RÉCIT. 11 février 1990. Après vingt-sept années passées derrière les barreaux, le plus célèbre prisonnier du monde retrouve la liberté. Un séisme politique qui sonne le glas de l’apartheid.
C’est une image qui a instantanément intégré le panthéon des icônes du XXe siècle. Ce dimanche 11 février 1990, peu après 16 heures, une silhouette longiligne, le poing levé et le sourire radieux, franchit les grilles de la prison Victor Verster. Nelson Mandela est libre. Après 10 000 jours de captivité, « Madiba » ne marche pas seul : il porte sur ses épaules les espoirs d’une nation déchirée et les regards d’un monde en apnée.

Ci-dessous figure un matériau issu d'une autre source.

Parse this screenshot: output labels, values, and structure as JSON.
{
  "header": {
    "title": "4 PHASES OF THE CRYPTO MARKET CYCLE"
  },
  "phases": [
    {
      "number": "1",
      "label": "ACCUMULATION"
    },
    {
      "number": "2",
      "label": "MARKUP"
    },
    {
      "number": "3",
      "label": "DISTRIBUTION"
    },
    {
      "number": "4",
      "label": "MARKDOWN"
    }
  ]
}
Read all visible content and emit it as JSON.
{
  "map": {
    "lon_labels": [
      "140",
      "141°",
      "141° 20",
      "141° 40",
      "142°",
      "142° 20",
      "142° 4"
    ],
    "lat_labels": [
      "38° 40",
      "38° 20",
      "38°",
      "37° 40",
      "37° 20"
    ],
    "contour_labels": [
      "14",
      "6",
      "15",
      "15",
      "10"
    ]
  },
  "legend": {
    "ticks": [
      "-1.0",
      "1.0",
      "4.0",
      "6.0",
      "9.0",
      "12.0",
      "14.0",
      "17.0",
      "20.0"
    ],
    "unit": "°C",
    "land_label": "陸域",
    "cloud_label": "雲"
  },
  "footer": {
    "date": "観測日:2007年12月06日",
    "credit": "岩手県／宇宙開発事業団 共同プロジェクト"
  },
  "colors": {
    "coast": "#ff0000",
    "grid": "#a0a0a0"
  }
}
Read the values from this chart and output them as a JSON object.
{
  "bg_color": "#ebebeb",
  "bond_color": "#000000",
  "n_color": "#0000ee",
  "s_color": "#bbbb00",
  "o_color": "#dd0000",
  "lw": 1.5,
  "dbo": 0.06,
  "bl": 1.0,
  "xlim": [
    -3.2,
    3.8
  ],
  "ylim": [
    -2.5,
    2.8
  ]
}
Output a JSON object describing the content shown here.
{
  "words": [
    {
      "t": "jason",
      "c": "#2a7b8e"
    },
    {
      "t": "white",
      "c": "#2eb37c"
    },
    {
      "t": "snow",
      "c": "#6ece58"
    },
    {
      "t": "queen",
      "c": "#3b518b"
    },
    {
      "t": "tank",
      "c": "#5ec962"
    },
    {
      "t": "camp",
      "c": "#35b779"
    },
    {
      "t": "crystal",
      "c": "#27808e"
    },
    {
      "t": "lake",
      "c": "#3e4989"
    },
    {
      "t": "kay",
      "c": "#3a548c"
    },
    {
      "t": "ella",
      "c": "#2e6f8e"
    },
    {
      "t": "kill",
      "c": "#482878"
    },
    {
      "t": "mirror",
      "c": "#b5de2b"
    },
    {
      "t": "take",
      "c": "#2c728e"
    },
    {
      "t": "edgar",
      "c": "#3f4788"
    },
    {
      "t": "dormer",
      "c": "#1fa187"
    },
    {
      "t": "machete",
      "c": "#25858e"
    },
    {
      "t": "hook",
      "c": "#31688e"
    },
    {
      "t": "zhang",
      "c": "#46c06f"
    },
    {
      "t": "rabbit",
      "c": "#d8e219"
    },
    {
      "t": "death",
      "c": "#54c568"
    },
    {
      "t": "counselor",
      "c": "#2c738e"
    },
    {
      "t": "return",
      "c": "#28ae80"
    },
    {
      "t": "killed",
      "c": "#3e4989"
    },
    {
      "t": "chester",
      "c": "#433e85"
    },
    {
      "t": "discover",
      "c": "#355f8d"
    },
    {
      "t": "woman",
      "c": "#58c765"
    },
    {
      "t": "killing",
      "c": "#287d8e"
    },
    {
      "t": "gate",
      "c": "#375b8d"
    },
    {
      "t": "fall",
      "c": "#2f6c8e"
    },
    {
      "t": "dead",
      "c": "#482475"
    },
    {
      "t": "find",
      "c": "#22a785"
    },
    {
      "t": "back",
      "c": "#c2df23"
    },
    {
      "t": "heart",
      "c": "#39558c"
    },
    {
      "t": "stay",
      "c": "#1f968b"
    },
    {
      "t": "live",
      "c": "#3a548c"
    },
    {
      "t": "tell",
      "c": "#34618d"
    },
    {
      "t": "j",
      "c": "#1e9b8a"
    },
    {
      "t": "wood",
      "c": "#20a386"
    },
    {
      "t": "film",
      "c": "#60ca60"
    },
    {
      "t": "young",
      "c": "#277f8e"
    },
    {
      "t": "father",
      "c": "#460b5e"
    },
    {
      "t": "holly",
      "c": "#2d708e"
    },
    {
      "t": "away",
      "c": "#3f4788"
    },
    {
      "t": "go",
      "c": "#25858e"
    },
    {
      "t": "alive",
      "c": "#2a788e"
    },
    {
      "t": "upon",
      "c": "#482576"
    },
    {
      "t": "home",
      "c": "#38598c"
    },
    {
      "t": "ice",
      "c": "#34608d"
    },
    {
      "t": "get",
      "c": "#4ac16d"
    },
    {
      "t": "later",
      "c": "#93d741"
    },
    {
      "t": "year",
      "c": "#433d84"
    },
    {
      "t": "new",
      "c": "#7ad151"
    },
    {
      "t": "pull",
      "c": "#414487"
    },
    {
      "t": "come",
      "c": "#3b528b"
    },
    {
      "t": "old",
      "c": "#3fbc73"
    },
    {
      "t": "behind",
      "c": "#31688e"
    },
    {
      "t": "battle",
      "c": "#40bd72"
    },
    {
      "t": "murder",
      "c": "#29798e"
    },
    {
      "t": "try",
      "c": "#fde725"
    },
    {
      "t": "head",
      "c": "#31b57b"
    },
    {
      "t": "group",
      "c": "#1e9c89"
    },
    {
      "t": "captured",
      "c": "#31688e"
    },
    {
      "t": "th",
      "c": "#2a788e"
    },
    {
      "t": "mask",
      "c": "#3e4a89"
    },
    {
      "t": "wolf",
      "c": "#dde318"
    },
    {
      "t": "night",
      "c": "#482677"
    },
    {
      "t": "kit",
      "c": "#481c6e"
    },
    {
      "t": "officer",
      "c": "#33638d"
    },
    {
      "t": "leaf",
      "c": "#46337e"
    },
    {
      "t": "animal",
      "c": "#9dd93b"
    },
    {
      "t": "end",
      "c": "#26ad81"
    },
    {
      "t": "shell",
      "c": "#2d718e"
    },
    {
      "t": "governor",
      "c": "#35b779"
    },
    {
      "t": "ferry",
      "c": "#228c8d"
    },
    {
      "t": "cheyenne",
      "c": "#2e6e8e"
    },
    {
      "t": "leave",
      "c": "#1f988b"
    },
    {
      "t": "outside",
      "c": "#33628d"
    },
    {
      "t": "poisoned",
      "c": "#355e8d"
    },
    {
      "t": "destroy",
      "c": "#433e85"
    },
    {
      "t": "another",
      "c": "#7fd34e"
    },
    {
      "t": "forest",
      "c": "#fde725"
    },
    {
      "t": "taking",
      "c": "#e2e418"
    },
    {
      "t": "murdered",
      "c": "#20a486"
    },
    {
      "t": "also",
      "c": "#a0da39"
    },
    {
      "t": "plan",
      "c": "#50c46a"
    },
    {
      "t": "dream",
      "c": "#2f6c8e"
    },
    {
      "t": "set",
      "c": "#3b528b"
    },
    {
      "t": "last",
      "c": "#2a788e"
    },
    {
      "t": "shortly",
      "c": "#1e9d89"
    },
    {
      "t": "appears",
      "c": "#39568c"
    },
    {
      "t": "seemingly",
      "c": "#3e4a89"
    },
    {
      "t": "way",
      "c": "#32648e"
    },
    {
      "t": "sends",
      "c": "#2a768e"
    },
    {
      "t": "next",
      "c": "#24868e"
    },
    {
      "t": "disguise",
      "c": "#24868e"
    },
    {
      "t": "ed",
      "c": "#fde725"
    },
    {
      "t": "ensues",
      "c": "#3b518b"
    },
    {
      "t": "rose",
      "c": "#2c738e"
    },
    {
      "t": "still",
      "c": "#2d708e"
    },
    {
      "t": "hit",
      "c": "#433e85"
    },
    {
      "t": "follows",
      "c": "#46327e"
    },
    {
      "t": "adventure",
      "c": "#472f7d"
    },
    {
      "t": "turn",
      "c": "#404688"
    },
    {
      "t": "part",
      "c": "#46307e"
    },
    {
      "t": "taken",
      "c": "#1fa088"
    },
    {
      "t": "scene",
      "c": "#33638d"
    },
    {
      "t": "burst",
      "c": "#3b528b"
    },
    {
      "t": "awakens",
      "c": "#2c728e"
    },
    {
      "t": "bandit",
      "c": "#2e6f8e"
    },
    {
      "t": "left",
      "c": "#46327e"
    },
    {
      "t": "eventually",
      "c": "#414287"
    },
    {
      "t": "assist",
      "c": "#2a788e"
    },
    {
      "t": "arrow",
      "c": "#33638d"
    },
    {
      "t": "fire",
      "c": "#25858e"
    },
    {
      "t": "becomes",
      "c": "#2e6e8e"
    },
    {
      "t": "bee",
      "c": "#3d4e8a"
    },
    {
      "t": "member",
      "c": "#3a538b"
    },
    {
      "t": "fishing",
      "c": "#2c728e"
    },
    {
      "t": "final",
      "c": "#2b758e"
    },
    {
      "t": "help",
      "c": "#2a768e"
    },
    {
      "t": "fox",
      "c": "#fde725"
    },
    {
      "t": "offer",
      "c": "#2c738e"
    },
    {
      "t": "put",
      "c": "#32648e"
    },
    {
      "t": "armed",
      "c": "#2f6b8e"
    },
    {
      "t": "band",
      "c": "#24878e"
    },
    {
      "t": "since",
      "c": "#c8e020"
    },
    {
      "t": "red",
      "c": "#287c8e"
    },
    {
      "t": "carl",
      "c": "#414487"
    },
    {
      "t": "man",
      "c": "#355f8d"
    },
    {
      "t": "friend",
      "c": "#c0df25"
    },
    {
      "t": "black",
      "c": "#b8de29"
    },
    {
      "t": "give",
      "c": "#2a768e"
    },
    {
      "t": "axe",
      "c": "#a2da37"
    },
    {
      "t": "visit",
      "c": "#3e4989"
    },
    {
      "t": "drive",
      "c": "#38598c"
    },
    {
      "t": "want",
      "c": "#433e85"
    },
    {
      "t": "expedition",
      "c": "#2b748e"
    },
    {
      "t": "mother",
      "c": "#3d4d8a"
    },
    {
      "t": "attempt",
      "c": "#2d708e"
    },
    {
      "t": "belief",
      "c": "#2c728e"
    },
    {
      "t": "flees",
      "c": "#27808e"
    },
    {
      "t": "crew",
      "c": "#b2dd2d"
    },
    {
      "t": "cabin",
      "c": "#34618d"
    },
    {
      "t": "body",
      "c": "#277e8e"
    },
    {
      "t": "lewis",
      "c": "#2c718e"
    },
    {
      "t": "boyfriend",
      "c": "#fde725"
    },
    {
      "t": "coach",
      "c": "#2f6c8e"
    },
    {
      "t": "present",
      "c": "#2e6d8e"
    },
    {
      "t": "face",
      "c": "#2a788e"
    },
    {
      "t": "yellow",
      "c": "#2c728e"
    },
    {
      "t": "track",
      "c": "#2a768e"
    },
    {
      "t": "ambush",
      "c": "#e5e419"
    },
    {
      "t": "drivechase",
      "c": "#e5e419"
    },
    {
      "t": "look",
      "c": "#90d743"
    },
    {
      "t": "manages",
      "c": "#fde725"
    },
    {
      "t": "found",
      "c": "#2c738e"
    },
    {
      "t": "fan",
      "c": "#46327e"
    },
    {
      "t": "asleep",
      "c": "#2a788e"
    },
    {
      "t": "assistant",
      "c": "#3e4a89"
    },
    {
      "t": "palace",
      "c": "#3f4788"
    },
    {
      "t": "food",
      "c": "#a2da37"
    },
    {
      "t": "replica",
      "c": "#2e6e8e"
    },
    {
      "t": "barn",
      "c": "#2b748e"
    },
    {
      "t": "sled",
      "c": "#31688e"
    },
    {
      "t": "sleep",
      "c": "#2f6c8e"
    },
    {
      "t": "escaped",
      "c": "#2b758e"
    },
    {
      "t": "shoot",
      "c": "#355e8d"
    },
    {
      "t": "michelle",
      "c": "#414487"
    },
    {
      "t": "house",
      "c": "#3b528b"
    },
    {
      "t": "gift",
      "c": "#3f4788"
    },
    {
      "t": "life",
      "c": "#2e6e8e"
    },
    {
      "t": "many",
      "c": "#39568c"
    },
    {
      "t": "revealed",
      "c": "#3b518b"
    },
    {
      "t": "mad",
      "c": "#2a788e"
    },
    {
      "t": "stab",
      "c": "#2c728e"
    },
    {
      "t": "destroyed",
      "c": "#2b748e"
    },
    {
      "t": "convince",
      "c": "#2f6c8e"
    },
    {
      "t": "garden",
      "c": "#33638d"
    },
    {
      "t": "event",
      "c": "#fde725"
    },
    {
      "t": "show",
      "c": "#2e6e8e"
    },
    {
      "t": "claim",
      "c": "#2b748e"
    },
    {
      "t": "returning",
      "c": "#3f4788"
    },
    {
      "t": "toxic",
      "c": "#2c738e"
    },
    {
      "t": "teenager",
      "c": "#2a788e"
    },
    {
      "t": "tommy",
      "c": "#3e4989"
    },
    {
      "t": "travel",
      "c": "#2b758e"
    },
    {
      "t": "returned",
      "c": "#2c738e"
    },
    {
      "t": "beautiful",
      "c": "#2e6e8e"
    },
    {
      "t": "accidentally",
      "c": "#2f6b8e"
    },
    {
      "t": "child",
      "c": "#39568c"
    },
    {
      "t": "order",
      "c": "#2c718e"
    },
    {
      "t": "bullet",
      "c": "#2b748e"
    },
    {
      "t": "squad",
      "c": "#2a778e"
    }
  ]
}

Le pari de Frederik de Klerk
Rien n’était pourtant écrit d’avance. Il aura fallu l’audace — ou le réalisme désespéré — du président Frederik de Klerk pour briser le verrou. Neuf jours plus tôt, devant un Parlement médusé, le dernier leader blanc de l’ère de l’apartheid annonçait la légalisation de l’ANC et la libération inconditionnelle de son chef historique.
Pour Pretoria, le constat était devenu inévitable : l’économie s’asphyxiait sous les sanctions internationales et les townships étaient en feu. Maintenir Mandela en cellule était devenu plus dangereux que de le libérer.
« Un homme de paix, mais pas un homme soumis »
Quelques heures après sa sortie, depuis le balcon de l’hôtel de ville de Le Cap, Mandela s’adresse à une foule en délire. Le ton est solennel, presque surprenant de mesure. À 71 ans, l’homme n’a rien perdu de sa superbe ni de sa détermination. S’il tend la main à la minorité blanche, il n’en oublie pas pour autant le combat : « Notre marche vers la liberté est irréversible », lance-t-il, tout en appelant au maintien des sanctions jusqu’à l’abolition totale des lois raciales.
Ce n’est pas un vieillard brisé qui s’exprime, mais un stratège qui a mis à profit ses années de détention pour étudier son ennemi, apprendre l’afrikaans et préparer la transition. Ce jour-là, l’Afrique du Sud n’a pas seulement retrouvé un leader ; elle a découvert son futur président.
Le début du « long chemin »
Si la liesse s’empare des rues de Johannesburg à Soweto, l’analyse reste froide au sommet de l’État. La libération n’est pas une fin en soi, mais le prologue d’une négociation acharnée. Mandela le sait : le plus dur commence. Il lui faudra contenir la colère des siens, rassurer les peurs de l’élite blanche et éviter la guerre civile qui menace à chaque coin de rue.
Vingt-sept ans de prison n’ont fait que renforcer le mythe. En ce 11 février 1990, Mandela a prouvé que les murs les plus épais ne peuvent emprisonner une idée dont l’heure est venue. L’apartheid est cliniquement mort ; il reste à inventer la nation « arc-en-ciel ».